Implemented opcodes:

Opcode	Name	Result
`0`	`ADD`	`OP_A + OP_B`
`1`	`SUB`	`OP_A - OP_B`
`2`	`MUL_LO`	low 32 bits of unsigned `OP_A * OP_B`; high word in `RESULT_HI`
`3`	`MAC_S16`	signed low-16 multiply plus signed `ACC`
`4`	`DOT4_S8`	four packed signed INT8 products plus signed `ACC`
`5`	`MAX_U32`	unsigned max
`6`	`MIN_U32`	unsigned min
`7`	`DOT8_S4`	eight packed signed INT4 products plus signed `ACC`
`8`	`GEMM_S8`	bounded scratchpad INT8 GEMM tile, signed int32 output

Status bits:

Bit	Name	Meaning
`0`	`busy`	Command is executing
`1`	`done`	Command completed; also drives `irq_npu`
`2`	`error`	Unsupported opcode was rejected

Write CTRL_STATUS[1] to clear done and error. Operands are latched when start is accepted; software should not rely on mid-command register writes affecting the in-flight operation.

Scratchpad GEMM prototype

GEMM_S8 is a concrete tile prototype, not a tensor subsystem. Software stages row-major signed INT8 A and B matrices into a 64-byte MMIO scratchpad and programs a bounded command. The datapath performs one signed INT8 multiply accumulate per cycle and writes row-major signed int32 C results back into the scratchpad. The current RTL bounds are M <= 3, N <= 3, K <= 7, further limited by the 64-byte scratchpad footprint.

Additional registers:

Offset	Name	Fields
`0x20`	`GEMM_CFG`	`M[1:0]`, `N[9:8]`, `K[18:16]`
`0x24`	`GEMM_BASE`	byte bases: `A[5:0]`, `B[13:8]`, `C[21:16]`
`0x28`	`GEMM_STRIDE`	byte strides: `A[3:0]`, `B[11:8]`, `C[19:16]`
`0x2c`	`PERF_UNSUPPORTED_OPS`	unsupported opcode/configuration counter
`0x30`	`CMD_PARAM`	bit 0 selects descriptor-submission mode
`0x40`	`DESC_BASE`	descriptor ring base; must be 32-bit aligned
`0x44`	`DESC_HEAD`	software producer index, 3 bits
`0x48`	`DESC_TAIL`	hardware/software consumer index, 3 bits
`0x4c`	`DESC_STATUS`	descriptor status bits plus error index in bits `[11:9]`
`0x50`	`PERF_CYCLES`	cycles spent in active state
`0x54`	`PERF_MACS`	signed INT8 MAC operations issued
`0x58`	`PERF_OPS`	accepted operation counter
`0x5c`	`PERF_ERRORS`	rejected commands/configurations; write bit 0 to clear all perf counters
`0x60`	`DESC_TIMEOUT_COUNT`	cycles spent in the active descriptor engine
`0x64`	`DESC_BYTES_READ`	descriptor plus tensor-stream bytes accepted by the NPU read path
`0x68`	`DESC_BYTES_WRITTEN`	descriptor writeback bytes accepted by the NPU write path; always zero until writeback exists
`0x6c`	`DESC_READ_BEATS`	descriptor plus tensor-stream read beats accepted
`0x70`	`DESC_WRITE_BEATS`	descriptor writeback beats accepted; always zero until writeback exists
`0x80`-`0xbc`	`SCRATCH[0..15]`	16 little-endian 32-bit scratchpad words

For row-major A[M][K], B[K][N], and C[M][N], use A_STRIDE = K, B_STRIDE = N, and C_STRIDE = 4*N. C_BASE must be word-aligned. Invalid dimensions or scratchpad addresses complete with CTRL_STATUS.done|error set and increment PERF_ERRORS.
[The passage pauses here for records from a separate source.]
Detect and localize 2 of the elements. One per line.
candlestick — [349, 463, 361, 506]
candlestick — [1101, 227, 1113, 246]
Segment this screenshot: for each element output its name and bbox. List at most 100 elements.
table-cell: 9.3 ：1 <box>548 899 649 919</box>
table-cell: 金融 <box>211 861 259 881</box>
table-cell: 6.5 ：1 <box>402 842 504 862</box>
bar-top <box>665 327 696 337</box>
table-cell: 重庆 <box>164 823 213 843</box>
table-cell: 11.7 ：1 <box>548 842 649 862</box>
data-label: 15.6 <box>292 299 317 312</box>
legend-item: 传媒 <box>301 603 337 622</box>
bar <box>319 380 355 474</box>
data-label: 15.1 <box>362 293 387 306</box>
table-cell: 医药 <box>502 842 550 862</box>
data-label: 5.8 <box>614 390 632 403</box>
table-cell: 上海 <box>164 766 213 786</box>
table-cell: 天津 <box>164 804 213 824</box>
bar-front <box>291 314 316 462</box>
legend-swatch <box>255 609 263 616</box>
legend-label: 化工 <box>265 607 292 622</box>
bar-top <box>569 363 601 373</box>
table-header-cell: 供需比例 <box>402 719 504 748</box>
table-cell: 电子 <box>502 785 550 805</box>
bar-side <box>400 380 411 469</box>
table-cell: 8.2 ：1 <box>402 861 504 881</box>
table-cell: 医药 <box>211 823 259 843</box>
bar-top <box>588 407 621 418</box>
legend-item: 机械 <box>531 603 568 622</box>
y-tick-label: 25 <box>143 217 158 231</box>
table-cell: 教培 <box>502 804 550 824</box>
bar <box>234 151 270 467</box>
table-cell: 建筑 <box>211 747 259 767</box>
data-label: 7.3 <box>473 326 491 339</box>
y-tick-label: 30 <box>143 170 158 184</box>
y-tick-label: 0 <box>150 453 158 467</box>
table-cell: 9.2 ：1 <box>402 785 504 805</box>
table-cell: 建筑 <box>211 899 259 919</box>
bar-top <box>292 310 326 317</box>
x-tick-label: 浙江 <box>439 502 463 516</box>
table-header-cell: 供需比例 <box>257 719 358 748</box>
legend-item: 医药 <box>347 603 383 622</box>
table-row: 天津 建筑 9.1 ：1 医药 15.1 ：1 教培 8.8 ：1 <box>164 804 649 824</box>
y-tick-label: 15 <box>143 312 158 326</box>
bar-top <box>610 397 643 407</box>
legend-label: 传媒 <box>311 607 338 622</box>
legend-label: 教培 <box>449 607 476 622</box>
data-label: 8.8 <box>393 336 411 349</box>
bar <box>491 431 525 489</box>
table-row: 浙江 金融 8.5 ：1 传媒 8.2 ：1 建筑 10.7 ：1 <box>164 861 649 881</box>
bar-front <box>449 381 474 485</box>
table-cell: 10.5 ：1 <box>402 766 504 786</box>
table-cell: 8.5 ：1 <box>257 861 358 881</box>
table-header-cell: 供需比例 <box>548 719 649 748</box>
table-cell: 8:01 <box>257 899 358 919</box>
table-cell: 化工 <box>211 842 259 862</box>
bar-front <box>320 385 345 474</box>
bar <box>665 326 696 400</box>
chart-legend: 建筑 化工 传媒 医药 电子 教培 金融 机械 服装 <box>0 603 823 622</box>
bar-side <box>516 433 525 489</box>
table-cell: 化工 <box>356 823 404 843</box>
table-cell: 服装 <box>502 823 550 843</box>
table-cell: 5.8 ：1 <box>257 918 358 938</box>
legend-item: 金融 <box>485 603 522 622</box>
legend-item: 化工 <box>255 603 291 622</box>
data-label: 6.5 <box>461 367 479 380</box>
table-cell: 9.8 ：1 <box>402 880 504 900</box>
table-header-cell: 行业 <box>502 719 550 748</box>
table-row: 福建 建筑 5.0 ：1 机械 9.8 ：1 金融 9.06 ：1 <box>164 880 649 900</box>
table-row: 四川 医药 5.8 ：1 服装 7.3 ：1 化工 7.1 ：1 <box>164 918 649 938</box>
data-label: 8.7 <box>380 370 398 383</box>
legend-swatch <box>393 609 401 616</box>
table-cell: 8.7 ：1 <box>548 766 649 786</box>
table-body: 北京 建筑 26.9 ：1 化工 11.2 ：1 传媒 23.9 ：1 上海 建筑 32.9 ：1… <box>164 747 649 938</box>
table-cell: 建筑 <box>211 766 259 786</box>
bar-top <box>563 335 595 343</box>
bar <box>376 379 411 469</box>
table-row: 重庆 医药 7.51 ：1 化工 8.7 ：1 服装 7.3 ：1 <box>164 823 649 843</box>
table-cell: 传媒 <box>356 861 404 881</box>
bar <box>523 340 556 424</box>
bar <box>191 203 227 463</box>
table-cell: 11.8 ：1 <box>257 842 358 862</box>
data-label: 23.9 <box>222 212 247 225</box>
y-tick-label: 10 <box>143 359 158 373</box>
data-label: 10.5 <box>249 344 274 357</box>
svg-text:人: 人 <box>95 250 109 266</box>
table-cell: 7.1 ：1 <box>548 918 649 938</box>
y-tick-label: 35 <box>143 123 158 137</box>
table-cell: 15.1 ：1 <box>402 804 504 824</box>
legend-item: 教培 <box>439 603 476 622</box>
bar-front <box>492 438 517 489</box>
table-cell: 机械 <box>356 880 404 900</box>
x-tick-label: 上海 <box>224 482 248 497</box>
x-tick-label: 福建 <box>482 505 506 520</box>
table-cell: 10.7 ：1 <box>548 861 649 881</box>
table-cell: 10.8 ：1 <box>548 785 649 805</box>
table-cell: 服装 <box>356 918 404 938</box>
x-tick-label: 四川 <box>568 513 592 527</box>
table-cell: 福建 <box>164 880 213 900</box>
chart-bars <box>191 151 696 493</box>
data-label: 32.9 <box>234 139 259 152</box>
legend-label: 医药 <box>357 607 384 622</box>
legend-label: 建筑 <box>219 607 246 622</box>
The full v0.1 NPU ABI should extend this pattern:

text

MMIO control registers
command queue
DMA descriptors
scratchpad allocation
INT8/INT4 GEMM commands
completion interrupt
performance counters

Current integration is still a prototype datapath model. When CMD_PARAM[0] is set and software writes CTRL_STATUS.start, the RTL validates base alignment and empty/non-empty queue state, then fetches four 32-bit descriptor words from the read-only m_axil_ar/r descriptor port for each visible queue entry. Descriptor word 0 carries opcode[3:0], stream_to_scratch[8], scratch_offset[21:16], byte_count[29:24], writeback_request[30], and valid_owner[31]. Software must set valid_owner before advancing DESC_HEAD; the current RTL rejects descriptors without this bit and leaves DESC_TAIL unchanged. Word 1 is the stream source byte address when streaming is enabled, or scalar OP_A otherwise. Words 2 and 3 are scalar OP_B and ACC, or reserved for streamed GEMM. The stream path is aligned 32-bit reads only and writes into the 64-byte scratchpad before launching the selected existing opcode.

DESC_STATUS[0] reports empty, [1] reports descriptor completion, [2] reports descriptor error, [3] reports autonomous timeout, [4] reports descriptor fetch read error, [5] reports tensor stream read/configuration error, [6] reports a descriptor missing the valid owner bit, [7] reports an unsupported writeback request, [8] reports descriptor engine busy, and [11:9] reports the descriptor index that faulted or completed. The three visible head/tail bits do not encode a full-ring condition. A missing descriptor or stream read response times out with CTRL_STATUS.done|error; read-response errors fail closed. The standalone DMA block tracks aligned 32-bit beat issue, byte completion, last source/destination addresses, and final write strobe, but NPU descriptor streaming uses the NPU read master and still has no writeback DMA path. Descriptors with writeback_request set are rejected before launch, and DESC_BYTES_WRITTEN/DESC_WRITE_BEATS remain zero.

Evidence gates

Before any e1-npu benchmark is treated as accelerator evidence, the report must include:

exact model SHA-256 and Android/Linux target identity,
NNAPI accelerator query showing e1-npu,
total/delegated NNAPI node count, zero CPU fallback, and zero unsupported ops,
precision actually used by the delegate,
dataflow name and description from the measured path,
DMA path plus bytes read and written by the NPU workload; current local RTL reports descriptor read counts and zero write counts because writeback requests fail closed,
descriptor queue depth, head/tail completion evidence, and timeout/error behavior for queued commands,
MACs per inference, NPU cycles, NPU clock, DMA byte counters, operation/error counters, observed TOPS, and the TOPS formula,
Android HAL service, SELinux fail-closed policy, VTS result, and CTS result when any Android accelerator claim is made,
transcript hashes for adb, NNAPI query, benchmark output, and DMA trace.

TOPS is a derived review field, not proof by itself:

text

observed_tops <= macs_per_inference * 2 / (npu_cycles / npu_hz) / 1e12

The current RTL cannot satisfy those gates because its measured GEMM output path is still the 64-byte scratchpad and descriptor stream reads have no writeback DMA, cache coherency, production queue ownership, or software-owned completion queue.